Acute alcoholic hepatitis (AIB) an inherited cancer of the liver that afflicts some Native Americans is the most prevalent form of the liver cancer primarily affecting adults. About 80 to 90 percent of patients with advanced liver cancer will develop ALH within one year of their diagnosis leading to average survival of about 10 years the National Institutes of Health estimates.
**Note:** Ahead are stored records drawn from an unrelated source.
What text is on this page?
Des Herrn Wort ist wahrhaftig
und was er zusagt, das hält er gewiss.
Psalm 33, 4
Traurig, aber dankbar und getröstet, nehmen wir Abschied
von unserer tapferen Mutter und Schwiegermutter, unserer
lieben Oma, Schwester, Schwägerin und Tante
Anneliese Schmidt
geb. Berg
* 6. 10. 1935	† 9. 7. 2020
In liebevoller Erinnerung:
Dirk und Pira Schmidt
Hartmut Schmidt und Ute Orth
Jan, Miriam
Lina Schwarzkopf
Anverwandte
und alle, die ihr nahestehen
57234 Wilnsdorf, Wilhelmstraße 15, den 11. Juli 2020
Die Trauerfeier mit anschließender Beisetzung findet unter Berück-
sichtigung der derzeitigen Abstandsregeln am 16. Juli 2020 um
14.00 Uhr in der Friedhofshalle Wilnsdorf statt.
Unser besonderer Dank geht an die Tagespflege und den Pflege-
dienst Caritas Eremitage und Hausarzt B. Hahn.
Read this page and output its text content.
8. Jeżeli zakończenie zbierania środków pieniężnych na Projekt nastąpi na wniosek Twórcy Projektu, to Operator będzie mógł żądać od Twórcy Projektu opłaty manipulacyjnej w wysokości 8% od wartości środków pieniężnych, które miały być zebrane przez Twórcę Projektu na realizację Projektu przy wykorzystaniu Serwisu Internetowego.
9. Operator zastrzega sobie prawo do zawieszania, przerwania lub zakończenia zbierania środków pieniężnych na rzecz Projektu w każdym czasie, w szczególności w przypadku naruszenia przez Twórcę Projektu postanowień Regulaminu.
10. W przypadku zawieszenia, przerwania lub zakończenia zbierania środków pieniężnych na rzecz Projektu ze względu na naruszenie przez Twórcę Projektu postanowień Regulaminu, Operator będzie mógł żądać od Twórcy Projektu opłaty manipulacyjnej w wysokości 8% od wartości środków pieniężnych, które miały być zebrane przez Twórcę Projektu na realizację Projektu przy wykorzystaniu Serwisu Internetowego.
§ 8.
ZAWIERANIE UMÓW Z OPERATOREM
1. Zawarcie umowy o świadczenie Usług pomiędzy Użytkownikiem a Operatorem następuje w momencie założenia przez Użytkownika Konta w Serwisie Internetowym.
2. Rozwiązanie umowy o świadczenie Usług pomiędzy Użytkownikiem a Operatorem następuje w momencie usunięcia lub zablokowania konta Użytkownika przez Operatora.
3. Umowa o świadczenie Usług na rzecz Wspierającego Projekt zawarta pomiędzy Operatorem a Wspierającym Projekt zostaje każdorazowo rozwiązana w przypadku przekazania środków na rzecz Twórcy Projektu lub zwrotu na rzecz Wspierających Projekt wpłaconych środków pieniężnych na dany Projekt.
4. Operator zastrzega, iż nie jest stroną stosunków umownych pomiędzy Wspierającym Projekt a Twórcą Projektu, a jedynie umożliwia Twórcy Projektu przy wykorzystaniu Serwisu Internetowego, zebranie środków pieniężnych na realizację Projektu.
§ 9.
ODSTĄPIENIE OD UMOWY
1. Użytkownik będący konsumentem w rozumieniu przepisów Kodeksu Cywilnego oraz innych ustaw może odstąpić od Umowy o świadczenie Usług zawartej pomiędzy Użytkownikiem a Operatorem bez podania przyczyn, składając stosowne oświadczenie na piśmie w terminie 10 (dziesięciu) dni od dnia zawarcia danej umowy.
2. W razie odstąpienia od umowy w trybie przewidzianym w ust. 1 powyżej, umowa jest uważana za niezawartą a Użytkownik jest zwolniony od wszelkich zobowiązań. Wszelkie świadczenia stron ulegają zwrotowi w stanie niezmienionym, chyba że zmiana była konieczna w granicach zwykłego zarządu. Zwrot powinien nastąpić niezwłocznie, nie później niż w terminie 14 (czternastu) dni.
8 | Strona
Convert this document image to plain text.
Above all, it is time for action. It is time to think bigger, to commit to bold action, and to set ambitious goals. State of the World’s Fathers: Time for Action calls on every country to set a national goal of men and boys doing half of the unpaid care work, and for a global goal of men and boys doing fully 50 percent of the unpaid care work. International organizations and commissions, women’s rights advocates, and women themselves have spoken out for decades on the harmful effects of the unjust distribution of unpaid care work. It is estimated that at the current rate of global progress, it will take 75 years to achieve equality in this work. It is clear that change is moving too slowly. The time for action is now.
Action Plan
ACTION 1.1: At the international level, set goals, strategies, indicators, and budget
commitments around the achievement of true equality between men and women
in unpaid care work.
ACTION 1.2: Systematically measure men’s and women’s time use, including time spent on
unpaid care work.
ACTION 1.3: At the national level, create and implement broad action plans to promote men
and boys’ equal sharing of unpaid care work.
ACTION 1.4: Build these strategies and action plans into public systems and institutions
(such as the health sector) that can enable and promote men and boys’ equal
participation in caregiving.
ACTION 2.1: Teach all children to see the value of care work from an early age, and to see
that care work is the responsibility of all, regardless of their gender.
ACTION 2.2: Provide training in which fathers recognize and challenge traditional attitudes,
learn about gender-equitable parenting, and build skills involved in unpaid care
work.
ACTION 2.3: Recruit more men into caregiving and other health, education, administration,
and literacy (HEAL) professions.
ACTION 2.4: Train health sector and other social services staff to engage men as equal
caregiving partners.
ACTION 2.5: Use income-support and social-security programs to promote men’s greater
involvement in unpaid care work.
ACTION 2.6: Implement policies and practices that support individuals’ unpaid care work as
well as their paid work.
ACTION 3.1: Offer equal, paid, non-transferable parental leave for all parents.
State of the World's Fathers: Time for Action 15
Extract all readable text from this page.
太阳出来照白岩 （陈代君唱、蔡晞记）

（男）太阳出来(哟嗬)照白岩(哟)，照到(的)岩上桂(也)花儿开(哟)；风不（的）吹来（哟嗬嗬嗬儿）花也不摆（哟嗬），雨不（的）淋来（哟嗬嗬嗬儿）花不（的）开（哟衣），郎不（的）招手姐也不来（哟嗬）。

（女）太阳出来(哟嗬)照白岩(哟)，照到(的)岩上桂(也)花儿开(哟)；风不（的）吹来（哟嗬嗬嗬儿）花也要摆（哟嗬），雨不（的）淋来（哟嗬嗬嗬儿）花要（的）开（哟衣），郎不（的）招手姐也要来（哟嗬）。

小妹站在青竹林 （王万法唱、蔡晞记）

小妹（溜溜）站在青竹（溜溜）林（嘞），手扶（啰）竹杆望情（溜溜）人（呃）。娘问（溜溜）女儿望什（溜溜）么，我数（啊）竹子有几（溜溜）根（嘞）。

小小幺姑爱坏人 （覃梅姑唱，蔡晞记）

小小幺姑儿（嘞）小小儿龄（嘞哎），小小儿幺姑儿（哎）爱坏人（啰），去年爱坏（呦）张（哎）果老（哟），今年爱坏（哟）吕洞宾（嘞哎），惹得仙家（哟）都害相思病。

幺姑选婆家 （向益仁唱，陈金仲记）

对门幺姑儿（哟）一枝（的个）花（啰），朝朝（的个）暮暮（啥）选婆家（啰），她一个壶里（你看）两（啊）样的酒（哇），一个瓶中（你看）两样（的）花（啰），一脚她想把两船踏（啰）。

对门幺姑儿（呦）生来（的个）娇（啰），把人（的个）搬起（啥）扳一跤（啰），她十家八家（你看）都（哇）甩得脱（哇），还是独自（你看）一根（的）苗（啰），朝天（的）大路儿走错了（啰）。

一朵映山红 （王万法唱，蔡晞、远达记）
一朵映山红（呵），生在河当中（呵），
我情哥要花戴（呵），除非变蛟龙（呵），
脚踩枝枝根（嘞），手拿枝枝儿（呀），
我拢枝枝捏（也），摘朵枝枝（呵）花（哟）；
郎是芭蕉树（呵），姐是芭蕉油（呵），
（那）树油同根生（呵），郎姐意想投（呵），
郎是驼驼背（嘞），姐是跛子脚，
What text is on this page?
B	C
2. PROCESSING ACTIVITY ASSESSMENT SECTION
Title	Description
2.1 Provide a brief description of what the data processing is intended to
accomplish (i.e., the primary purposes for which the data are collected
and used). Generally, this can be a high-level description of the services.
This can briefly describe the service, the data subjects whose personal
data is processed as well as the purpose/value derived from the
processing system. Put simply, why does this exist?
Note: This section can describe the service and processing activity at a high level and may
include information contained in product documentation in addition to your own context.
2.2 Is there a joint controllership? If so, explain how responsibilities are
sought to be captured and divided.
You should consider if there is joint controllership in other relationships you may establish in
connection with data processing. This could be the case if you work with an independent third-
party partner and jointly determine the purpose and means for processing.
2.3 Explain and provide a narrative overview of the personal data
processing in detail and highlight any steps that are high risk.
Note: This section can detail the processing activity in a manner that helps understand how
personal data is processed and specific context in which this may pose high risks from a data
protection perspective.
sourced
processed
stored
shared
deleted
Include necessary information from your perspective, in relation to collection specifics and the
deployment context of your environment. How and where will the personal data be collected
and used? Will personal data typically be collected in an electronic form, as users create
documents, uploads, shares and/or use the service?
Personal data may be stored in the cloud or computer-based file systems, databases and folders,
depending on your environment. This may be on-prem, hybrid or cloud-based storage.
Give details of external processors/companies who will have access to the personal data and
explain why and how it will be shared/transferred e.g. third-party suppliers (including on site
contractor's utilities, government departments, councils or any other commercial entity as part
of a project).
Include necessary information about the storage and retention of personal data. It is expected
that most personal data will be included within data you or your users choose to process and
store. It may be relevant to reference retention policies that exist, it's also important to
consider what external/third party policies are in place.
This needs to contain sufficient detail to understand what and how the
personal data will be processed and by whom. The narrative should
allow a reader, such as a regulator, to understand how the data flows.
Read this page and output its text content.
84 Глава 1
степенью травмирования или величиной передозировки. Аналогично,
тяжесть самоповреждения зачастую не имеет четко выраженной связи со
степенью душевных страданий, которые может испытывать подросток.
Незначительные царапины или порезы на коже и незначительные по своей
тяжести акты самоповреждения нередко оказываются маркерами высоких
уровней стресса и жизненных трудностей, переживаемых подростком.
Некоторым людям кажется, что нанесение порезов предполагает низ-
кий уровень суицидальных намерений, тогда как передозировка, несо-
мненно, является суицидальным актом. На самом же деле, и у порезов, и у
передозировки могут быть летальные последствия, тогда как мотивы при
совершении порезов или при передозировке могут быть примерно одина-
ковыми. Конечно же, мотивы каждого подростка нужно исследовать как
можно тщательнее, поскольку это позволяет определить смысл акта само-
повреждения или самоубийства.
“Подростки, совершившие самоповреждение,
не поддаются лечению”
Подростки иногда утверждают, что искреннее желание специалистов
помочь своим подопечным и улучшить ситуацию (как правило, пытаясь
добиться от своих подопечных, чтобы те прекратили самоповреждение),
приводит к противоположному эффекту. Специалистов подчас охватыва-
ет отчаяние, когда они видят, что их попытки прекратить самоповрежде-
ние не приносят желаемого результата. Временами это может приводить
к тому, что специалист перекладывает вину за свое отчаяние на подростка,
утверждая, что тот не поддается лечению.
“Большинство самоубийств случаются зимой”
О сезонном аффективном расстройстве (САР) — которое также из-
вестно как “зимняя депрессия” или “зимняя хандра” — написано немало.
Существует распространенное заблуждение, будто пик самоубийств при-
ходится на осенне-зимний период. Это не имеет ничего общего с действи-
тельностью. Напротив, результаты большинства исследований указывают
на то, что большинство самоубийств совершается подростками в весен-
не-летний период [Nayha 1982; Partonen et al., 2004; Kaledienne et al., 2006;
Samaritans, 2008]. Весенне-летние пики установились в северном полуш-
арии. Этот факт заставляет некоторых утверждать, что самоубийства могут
To improve early detection rates and improve personalized management of ALH Northwestern researchers for the first time in humans created a region of a mans immune system dedicated to the lung that is activated in the presence of ALH. This activated lung is similar to the activated lung in early disease in people with Duchenne muscular dystrophy or DMD according to the paper which was published April 3 in Nature Immunology.
Were the first to actually get the pre-clinical data for a metabolic targeting signal ORTOF that specifically recognizes the type of ALH in patients said senior author Subham Dasnev senior vice president of research and director of the Cancer Immunology Program and the Carl Zeiss Radiation-Immunotherapy Program.
This is really novel because now we can present a targeted intervention or therapy that can directly target ALH in patients said lead author Amrita Das a postdoctoral fellow at Northwestern Chiassee. DMD is a genetic disease that stems mainly from mutations in a gene called GM-CSF that produces toxic proteins in the liver.
Our study highlights that the response to ALH is dramatically different in ALH patients compared with those with patients who have chronic inflammatory diseases or with AIB a disease that does not respond to ALH-targeting therapies Das said.
To create a mouse model Dasnev used ALH genes from people with ALH and mice without startle or NLRP6 expression. Chronic inflammation in the liver is expensive difficult to manage and can be deadly. However NLRP6ALH expression is found among all cancer cells regardless of where in the body it is found. In ALH patients the NLRP6ALH phenotype is characterized by ALH-associated metabolites or compounds that cause abnormal glucose and lipid metabolism in the cells.
CRISPR gene editing was used to attach a fluorescent tag to NLRP6 genes. Expanded NLRP6 expression was induced and if expression was not improved before treatment mice with ALH developed ALH exhibited more NLRP6-related lipogenic and aberrant metabolic traits than mice that were completely devoid of NLRP6 expression.
The group also showed that NLRP6 is vitally important for macrophages (white blood cells) to clear out potentially harmful substances from the liver. When ALH-macrophages are activated prior to treatment with ALH-targeting drugs ALH-macrophages accumulate hepatotoxic compounds that cause damage and ultimately promote liver cancer growth.
Our study highlights the importance of NLRP6 signaling in ALH. Its the signaling organelle on which weve started but the work is just beginning Dasnev said.
Targeting ALH by simply manipulating NLRP6 might be an effective strategy for a great variety of diseases Zeiss said.